Launched yesterday, the Vacant Space Handback Scheme is designed to help the NHS reduce an estimated cost in the region of £10 million a year incurred through unused space across its estate. Through it, NHS commissioners can transfer liability for eligible space to NHSPS, who will then seek to re-let, dispose or develop the space.
"We know that commissioners don't want to be spending their money on empty space, and now we can help them avoid some of those costs," said John Westwood, director of Asset Management at NHS Property Services. "This scheme will free up more of their budgets for frontline care."
To qualify for the scheme, the space must be a self-contained unit above 100 square metres in size, declared surplus to requirements by commissioners, vacant and free of debt, not a PFI, and in a property in which NHSPS has a legal interest. It must also have been transferred to NHSPS as part of the 2013 health reforms.
Westwood added: "We can then use our expertise to put the space back into use as soon as possible, maximising the value of the NHS estate."
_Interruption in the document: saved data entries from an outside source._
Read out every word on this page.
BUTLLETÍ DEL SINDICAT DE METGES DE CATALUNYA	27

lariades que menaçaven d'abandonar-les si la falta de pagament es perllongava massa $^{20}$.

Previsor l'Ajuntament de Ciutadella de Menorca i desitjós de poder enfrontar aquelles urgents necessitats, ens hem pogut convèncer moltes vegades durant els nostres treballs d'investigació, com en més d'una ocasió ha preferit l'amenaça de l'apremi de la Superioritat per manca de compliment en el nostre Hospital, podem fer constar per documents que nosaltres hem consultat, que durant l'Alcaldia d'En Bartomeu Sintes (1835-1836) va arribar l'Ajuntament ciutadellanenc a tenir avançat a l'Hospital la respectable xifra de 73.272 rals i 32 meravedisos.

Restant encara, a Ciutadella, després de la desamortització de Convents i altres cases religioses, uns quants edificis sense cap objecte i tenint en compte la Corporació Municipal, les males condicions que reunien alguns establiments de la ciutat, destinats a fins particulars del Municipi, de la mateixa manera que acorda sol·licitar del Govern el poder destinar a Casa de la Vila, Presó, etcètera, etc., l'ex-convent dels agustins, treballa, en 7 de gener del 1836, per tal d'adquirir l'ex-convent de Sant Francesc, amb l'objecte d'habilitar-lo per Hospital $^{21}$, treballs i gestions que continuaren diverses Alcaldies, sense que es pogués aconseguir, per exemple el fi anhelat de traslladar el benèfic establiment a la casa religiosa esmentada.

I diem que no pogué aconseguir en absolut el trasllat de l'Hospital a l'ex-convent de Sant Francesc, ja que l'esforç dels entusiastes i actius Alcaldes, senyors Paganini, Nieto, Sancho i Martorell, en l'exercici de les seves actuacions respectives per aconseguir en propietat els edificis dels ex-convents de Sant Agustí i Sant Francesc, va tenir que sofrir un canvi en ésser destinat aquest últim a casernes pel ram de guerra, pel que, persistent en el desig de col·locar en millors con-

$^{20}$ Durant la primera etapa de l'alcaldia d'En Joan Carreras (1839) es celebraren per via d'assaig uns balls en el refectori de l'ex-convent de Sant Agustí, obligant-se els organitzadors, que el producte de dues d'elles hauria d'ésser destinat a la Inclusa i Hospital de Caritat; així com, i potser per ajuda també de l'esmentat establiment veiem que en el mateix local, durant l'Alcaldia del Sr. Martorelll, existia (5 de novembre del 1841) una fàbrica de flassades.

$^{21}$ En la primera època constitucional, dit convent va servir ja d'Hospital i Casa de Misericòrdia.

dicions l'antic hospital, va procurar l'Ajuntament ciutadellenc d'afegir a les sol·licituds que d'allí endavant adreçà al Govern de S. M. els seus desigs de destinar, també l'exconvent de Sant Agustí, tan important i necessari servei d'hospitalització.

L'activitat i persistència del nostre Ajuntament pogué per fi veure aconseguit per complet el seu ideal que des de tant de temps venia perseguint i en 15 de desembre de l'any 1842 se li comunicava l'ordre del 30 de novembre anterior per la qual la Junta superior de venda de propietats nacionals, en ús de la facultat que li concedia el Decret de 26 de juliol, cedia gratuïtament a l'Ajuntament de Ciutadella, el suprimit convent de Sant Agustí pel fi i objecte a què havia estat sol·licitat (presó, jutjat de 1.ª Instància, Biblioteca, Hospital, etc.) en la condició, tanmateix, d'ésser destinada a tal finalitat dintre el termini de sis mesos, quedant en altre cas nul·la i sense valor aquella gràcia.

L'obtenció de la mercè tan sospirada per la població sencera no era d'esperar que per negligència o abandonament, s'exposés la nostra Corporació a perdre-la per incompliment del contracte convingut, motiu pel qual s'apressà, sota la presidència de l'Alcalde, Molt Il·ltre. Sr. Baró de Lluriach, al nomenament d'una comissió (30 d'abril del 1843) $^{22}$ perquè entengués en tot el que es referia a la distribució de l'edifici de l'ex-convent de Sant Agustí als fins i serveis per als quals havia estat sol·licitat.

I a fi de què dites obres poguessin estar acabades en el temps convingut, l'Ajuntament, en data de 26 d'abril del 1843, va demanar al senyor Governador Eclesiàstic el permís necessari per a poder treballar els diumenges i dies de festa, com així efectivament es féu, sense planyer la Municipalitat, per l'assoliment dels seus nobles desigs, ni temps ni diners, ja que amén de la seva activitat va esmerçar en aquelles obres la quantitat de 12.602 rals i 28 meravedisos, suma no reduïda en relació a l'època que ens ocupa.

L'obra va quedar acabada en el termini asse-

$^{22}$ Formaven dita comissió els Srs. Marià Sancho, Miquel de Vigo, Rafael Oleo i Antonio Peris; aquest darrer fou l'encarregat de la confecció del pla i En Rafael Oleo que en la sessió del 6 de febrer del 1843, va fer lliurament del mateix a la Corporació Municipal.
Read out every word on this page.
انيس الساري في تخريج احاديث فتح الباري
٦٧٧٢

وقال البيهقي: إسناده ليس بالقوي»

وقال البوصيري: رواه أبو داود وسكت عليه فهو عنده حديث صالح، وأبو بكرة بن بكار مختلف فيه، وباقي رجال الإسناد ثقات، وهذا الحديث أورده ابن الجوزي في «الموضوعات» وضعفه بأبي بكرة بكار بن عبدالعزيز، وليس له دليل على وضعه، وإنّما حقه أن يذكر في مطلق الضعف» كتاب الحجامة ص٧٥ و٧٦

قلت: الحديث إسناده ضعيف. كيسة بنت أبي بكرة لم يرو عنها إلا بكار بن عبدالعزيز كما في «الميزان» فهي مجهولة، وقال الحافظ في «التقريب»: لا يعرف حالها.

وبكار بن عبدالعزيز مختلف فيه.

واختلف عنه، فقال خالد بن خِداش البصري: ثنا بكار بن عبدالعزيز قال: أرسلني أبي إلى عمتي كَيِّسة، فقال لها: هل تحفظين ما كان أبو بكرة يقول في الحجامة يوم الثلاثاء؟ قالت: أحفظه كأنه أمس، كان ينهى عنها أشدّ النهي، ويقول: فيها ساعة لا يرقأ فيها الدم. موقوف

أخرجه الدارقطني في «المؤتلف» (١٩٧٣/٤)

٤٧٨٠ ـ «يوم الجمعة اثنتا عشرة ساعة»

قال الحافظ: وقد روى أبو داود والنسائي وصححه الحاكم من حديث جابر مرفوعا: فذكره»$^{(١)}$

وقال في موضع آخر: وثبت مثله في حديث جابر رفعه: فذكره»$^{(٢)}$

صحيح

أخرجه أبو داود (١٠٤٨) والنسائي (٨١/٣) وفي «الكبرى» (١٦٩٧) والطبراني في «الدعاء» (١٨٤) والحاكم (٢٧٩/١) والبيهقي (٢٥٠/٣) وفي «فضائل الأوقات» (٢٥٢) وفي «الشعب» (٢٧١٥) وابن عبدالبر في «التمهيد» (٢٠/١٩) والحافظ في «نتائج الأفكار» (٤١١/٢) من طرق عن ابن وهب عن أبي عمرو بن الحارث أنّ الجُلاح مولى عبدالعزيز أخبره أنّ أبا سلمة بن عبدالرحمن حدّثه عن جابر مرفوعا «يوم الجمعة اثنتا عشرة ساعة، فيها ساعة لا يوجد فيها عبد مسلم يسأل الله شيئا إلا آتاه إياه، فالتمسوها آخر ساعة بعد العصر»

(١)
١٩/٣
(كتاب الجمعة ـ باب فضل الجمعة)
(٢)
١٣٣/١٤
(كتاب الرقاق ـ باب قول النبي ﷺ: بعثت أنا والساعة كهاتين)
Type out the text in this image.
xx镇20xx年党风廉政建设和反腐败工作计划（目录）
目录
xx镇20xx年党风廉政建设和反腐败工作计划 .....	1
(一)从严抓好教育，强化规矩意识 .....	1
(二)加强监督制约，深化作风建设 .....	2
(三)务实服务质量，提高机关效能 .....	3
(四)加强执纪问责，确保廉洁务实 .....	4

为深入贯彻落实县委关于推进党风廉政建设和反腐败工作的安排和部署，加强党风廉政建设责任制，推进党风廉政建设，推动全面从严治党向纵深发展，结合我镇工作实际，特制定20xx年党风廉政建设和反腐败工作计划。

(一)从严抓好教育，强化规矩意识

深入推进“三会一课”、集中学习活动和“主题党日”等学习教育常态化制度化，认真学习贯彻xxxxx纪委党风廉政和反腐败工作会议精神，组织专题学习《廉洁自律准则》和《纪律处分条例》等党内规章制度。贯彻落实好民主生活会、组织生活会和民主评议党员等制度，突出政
In terms of how NHSPS might seek returns from the space, it is likely that due to planning restrictions, they will be re-let to other healthcare providers. However, it is possible that residential development might also be an option.
Health Minister Lord O'Shaughnessy said, "This scheme is an important part of our ongoing efforts to help the NHS make the most of its estates, delivering greater value for money and freeing up extra funds for patient care."
NHS Property Services is currently responsible for an estate of more than 3,500 properties worth more than £3 billion.